Isolation: The Most Threatening Condition

We all know that lifestyles can have a serious impact on a person’s health. If most of us had to guess, we would probably name smoking as the greatest health hazard, with excessive drinking and/or obesity coming in second.

We would be wrong.

Or at least we would be wrong if we talking about the elderly. A study published recently in the Archives of Internal Medicine drew conclusions about how environment affects the elderly. It found that indeed smoking and excessive eating and drinking didn’t help, but what most severely impacted health and resulted most often in death was neither of these lifestyle choices. What was the most threatening was loneliness.

The study covered 1,604 adults, age 60 and over. Loneliness was defined as a “sense of not having meaningful contact with others, accompanied by painful distress.” Some 43 percent of the group reported those feelings. About 30 percent of the 43 percent reported that loneliness was sometimes an issue and 13 percent stated that they were often lonely.

The study tracked the participants over six years and during that period the incidence of loneliness stayed fairly constant. What shifted dramatically were the health statistics. The self-reported lonely were almost twice as likely to report declining functional abilities and almost twice as likely to die.

Here at Midnight Sun Home Health Care we’re gratified that science is beginning to catch up with some of our own observations. In our experience, part of the reason for declining health might be purely practical. Isolated people are not as apt to eat regularly and nutritiously, to take their medications or to access help in a crisis.

But the study’s authors were pretty sure that lack of physical caretaking alone could not account for all of the functional decline and the mortality and this falls in line with our own observations, It seemed that the condition of being lonely, in and of itself, was a health hazard.
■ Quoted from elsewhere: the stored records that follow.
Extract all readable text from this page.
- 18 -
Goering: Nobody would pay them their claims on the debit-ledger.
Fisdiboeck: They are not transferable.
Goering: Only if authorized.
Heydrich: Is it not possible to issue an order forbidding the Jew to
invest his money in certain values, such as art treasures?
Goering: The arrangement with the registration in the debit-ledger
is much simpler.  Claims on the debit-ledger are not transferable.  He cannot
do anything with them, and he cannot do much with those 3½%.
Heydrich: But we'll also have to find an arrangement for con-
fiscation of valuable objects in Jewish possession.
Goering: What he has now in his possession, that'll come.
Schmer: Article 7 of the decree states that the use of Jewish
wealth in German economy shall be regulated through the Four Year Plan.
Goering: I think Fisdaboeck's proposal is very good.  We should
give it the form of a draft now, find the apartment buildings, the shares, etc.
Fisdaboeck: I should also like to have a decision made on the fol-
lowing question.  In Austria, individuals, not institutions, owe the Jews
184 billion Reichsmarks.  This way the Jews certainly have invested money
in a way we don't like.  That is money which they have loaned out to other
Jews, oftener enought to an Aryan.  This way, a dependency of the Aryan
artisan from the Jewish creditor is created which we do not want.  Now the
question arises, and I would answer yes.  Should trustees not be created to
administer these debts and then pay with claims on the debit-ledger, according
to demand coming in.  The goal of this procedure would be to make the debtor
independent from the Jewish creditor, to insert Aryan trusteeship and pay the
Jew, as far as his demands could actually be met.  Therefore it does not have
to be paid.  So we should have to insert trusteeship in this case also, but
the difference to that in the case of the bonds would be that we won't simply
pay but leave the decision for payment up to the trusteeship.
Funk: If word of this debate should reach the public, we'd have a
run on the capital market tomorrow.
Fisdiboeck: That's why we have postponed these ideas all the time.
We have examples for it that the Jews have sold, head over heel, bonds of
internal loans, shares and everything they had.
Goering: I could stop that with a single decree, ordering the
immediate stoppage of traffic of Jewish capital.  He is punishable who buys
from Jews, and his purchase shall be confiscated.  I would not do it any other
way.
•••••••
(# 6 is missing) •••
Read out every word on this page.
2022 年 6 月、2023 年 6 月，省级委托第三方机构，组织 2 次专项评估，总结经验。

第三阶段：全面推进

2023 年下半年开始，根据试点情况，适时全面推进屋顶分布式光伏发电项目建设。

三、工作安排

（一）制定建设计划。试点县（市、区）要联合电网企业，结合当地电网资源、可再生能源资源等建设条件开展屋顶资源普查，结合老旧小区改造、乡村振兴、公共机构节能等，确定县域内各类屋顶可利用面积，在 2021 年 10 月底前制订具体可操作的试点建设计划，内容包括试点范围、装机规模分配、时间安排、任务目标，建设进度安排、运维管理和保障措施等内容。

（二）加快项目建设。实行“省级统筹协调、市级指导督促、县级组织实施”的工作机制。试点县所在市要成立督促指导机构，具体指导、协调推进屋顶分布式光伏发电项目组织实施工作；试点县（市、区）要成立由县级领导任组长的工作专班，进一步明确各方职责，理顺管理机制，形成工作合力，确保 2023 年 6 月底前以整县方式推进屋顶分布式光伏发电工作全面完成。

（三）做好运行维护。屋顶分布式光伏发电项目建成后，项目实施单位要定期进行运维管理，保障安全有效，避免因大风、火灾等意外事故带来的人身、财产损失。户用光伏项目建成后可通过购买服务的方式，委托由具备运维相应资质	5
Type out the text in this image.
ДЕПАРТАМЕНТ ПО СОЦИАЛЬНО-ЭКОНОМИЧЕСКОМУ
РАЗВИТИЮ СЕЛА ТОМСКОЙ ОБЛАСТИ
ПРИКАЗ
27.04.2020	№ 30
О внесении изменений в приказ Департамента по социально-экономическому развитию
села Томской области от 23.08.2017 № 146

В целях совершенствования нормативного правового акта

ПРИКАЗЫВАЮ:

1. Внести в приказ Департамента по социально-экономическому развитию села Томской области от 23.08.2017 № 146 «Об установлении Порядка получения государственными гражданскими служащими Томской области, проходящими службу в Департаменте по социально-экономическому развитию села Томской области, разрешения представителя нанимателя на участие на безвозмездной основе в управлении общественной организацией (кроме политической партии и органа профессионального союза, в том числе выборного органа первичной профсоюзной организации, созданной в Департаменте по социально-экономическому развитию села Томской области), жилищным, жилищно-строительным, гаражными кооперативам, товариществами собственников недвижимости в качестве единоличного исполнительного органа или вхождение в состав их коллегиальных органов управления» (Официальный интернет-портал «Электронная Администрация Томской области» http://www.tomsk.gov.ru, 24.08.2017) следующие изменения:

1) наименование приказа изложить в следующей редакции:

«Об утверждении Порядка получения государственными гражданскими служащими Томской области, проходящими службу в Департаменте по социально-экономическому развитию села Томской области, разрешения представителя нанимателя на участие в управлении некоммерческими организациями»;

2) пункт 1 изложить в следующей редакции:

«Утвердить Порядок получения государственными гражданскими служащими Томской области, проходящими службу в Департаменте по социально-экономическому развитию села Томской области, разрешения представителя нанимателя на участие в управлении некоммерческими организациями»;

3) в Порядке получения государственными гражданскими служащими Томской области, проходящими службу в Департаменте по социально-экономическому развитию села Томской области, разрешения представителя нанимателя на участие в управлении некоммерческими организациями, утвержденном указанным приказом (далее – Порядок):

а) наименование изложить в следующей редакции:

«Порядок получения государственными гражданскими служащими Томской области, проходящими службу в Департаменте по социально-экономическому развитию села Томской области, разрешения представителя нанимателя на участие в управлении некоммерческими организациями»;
One expert who has been studying the phenomenon is willing to speculate why.

“There is growing evidence that both loneliness and social isolation are related to biological processes that may increase health risk, including changes in immune and inflammatory processes, blood pressure and disruption of hormones,” he says.

He came to the conclusion that the condition of loneliness acts on and compounds the effect that stress has on the sufferer and exaggerates the way humans process it. This makes sense. Many of us have experienced older people who become less and less able to weather life’s ordinary stresses. If a ride is late, a grocery item is missing, if they misdial a number—those little adversities can provoke out-of proportion reactions. And if we dismiss this as a normal part of aging, we may be missing something important. It may be that it is loneliness that is working to cause minor incidents to have the impact of major ones.
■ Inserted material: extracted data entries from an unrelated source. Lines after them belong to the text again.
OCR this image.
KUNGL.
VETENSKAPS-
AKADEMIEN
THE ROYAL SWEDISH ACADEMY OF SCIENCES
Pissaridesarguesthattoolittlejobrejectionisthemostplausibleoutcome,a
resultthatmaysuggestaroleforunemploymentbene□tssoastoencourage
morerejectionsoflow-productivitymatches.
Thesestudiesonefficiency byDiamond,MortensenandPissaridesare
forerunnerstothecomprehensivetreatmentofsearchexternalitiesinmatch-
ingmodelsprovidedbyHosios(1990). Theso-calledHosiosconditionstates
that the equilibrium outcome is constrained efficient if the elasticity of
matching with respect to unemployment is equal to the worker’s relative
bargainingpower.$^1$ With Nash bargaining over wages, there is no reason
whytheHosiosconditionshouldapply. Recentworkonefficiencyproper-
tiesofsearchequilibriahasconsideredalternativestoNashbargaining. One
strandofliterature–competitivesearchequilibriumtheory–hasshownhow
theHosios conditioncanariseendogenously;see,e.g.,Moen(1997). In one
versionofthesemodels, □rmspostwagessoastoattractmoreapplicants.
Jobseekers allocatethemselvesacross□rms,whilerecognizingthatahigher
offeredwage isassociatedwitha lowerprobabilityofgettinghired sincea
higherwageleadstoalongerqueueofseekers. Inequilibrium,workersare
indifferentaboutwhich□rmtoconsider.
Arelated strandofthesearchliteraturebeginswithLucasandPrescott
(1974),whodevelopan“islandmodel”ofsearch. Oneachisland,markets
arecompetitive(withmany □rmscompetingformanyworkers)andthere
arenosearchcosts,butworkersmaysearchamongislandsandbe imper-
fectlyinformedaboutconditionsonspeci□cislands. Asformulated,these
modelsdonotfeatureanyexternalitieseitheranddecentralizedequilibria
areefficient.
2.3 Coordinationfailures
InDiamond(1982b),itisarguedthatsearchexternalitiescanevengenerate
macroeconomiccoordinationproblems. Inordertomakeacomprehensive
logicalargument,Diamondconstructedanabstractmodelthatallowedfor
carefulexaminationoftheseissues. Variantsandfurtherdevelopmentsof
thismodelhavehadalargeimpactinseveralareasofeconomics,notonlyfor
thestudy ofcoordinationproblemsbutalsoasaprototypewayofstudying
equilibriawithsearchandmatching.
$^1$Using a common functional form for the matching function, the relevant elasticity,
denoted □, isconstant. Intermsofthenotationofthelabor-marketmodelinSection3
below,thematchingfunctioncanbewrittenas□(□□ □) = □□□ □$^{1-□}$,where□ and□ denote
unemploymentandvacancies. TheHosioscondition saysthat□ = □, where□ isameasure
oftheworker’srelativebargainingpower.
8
Here in Alaska we need to be particularly conscious of the mental health of our elderly loved ones. Even for the most outgoing and adventurous among them, our long, dark winter months can enable a tendency to isolate.

The answer is not necessarily more comprehensive snow removal arrangements but more companionship. Because if the loneliness study’s authors are right, this tendency builds on itself. The more isolated our loved ones become, the more ominous to them looms the risk of an accident or a fall, which results in more loneliness which results in more fear.
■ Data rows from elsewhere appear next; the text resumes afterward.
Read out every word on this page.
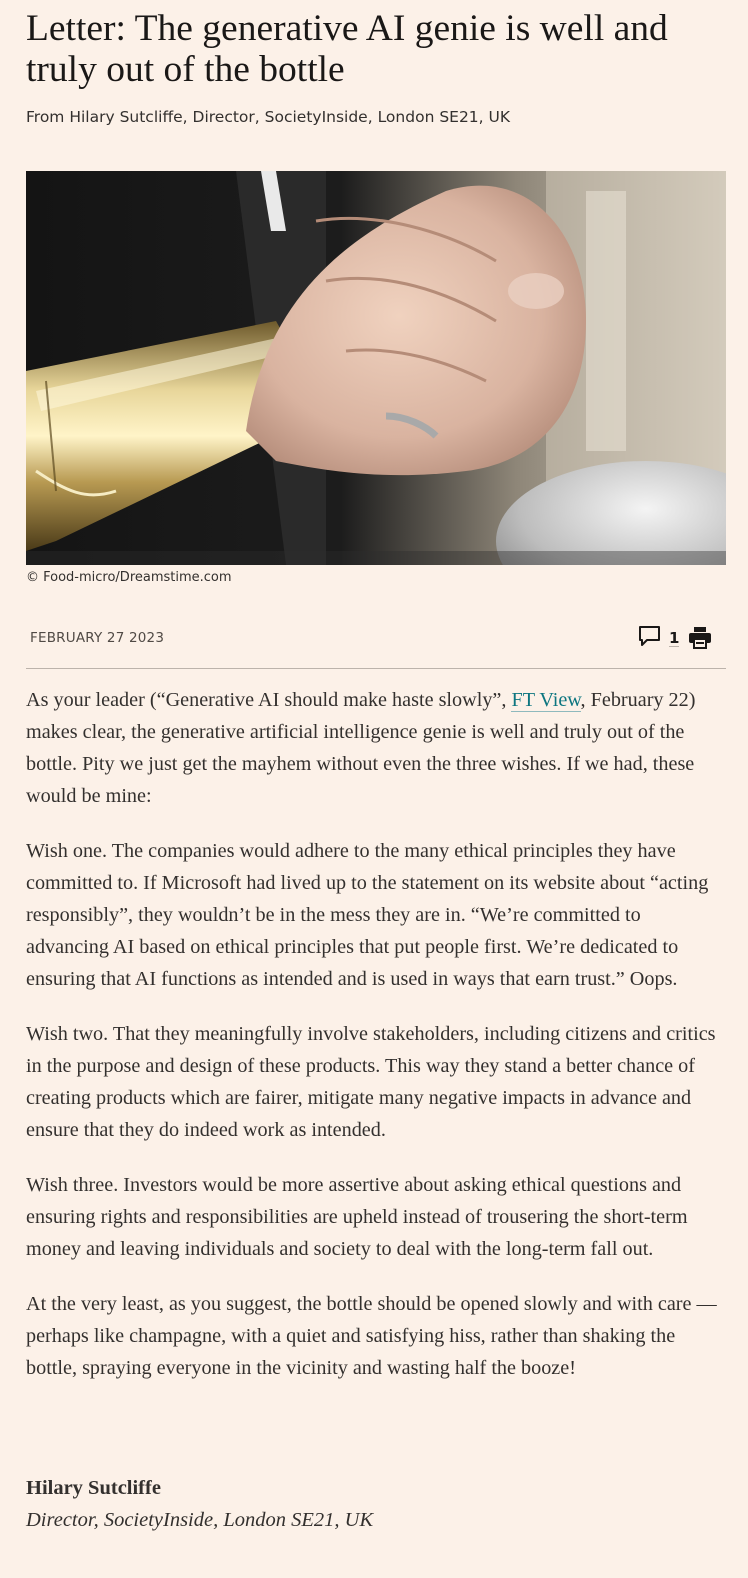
Letter: The generative AI genie is well and truly out of the bottle

From Hilary Sutcliffe, Director, SocietyInside, London SE21, UK

© Food-micro/Dreamstime.com
FEBRUARY 27 2023	1

As your leader (“Generative AI should make haste slowly”, FT View, February 22) makes clear, the generative artificial intelligence genie is well and truly out of the bottle. Pity we just get the mayhem without even the three wishes. If we had, these would be mine:

Wish one. The companies would adhere to the many ethical principles they have committed to. If Microsoft had lived up to the statement on its website about “acting responsibly”, they wouldn’t be in the mess they are in. “We’re committed to advancing AI based on ethical principles that put people first. We’re dedicated to ensuring that AI functions as intended and is used in ways that earn trust.” Oops.

Wish two. That they meaningfully involve stakeholders, including citizens and critics in the purpose and design of these products. This way they stand a better chance of creating products which are fairer, mitigate many negative impacts in advance and ensure that they do indeed work as intended.

Wish three. Investors would be more assertive about asking ethical questions and ensuring rights and responsibilities are upheld instead of trousering the short-term money and leaving individuals and society to deal with the long-term fall out.

At the very least, as you suggest, the bottle should be opened slowly and with care — perhaps like champagne, with a quiet and satisfying hiss, rather than shaking the bottle, spraying everyone in the vicinity and wasting half the booze!

Hilary Sutcliffe
Director, SocietyInside, London SE21, UK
At Midnight Sun Home Health Care we have seen how the physical and mental condition of our clients improves under steady care. Not only does our staff handle health-enhancing practical chores but we offer something that might be more valuable--a regular, steady dose of companionship. And almost always, as our clients grow to trust and depend on our company, they have seemed to become happier and healthier people.

These new studies indicate that’s no coincidence.